[ G.R. No. 46133, November 29, 1938 ]
PLACIDO ROSAL, PETITIONER, VS. DIONISIO FORONDA, ANTONIO ORDAS, AND FUNDADOR VARILLA, RESPONDENTS.
D E C I S I O N
IMPERIAL, J.:
It is alleged by the petitioner that the trial court erred in refusing to postpone the hearing of the case and to transfer it to Aparri, and in dismissing definitely said case without giving him the opportunity to be heard and to present his evidence.
The trial court was justified and it did not exceed the exercise of the discretion conferred upon it by law when it proceeded with the trial and prompt disposal of the case because section 479 of the Revised Administrative Code, as amended by Act No. 3834, which was then in force, provides that election protests must be terminated and decided within one year from the filing thereof (Portillo vs. Salvani, 54 Phil, 543). According to section 154 of the Revised Administrative Code, as amended by section 2 of Commonwealth Act No. 145, the judge which took cognizance of said protest had his permanent residence in the Province of Cagayan, the capital of which is Tuguegarao. Section 161 of said Code, as amended by section 4 of Act No. 145, provides that the Court of First Instance of Cagayan shall hold sessions in Aparri yearly on the first Tuesday of January. Except during this period the court shall divide its time for holding sessions between the other places fixed by law, including the capital of the province. Had the court postponed the trial of February 15th for the purpose of holding it in Aparri on March 22, 1938, it would have disregarded the law and employed part of its time for holding sessions in the capital and in the municipalities of Abulog and Tuao. This was undoubtedly the other reason which the trial court took into consideration in denying the postponement of the trial and holding the same in Aparri. When the case was called for hearing for the first time on February 15, 1938 the ballot boxes in precinct No. 4 were opened and the commissioners for the revision of votes were appointed, one of them being the attorney for the petitioner, said attorney being notified that the hearing would be continued on the 22d day of the next month and that then the parties could present all the evidence they desire to present. In election cases the parties and their attorneys should cooperate with the court in the prompt disposal of the same because the law directs that said cases be decided within one year. If the petitioner and his attorney desired to cooperate with the court they would have brought along their witnesses to Tuguegarao, or had they wished to save expenses, they would have taken the deposition of said witnesses for presentation at the trial.

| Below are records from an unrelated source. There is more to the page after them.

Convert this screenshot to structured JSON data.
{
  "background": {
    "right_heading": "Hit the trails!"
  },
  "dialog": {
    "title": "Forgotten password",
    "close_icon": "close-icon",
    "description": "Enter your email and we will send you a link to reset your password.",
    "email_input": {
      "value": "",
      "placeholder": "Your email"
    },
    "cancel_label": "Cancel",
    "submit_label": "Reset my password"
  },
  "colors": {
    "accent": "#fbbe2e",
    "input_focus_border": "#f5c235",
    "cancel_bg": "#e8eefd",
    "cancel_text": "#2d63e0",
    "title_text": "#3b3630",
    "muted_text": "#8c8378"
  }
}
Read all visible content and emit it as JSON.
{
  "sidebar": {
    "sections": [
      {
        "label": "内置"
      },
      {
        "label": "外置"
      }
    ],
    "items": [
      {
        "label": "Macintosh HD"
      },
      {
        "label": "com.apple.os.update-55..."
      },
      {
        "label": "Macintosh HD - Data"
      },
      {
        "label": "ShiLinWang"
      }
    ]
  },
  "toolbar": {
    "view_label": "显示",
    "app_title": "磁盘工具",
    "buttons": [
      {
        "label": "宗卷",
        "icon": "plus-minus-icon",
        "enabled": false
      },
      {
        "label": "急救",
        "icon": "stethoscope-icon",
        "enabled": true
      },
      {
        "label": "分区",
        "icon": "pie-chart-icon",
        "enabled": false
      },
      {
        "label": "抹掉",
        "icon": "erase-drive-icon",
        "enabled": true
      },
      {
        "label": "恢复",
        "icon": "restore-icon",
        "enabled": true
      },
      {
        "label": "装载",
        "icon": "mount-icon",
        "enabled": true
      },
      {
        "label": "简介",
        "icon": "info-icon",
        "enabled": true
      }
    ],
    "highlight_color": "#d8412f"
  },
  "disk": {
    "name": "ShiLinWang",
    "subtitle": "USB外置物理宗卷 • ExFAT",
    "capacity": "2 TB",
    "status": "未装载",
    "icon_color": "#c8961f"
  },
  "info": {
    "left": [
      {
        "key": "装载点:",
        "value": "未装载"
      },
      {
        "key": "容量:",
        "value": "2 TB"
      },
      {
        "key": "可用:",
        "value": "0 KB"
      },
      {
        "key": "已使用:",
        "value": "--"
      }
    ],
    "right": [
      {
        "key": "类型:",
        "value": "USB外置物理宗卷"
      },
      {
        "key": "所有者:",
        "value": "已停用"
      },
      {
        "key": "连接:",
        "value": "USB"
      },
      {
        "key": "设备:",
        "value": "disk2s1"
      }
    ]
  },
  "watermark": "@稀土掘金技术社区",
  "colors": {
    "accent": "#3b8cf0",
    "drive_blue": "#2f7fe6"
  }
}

With respect to the last assignment of error, it seems to us evident that the trial court did not err in finally dismissing the protest. The petitioner cannot complain that he was unable to present his evidence because he was given ample opportunity to do so. With a little diligence and without extraordinary effort he could have presented all his witnesses or in lieu thereof their depositions, for the taking of which there was sufficient and reasonable time.
The trial court not having committed any of the errors assigned, the order appealed from is hereby affirmed, with the costs of this instance against the petitioner. So ordered.
Avanceña, C. J., Villa-Real, Diaz, and Laurel, JJ., concur.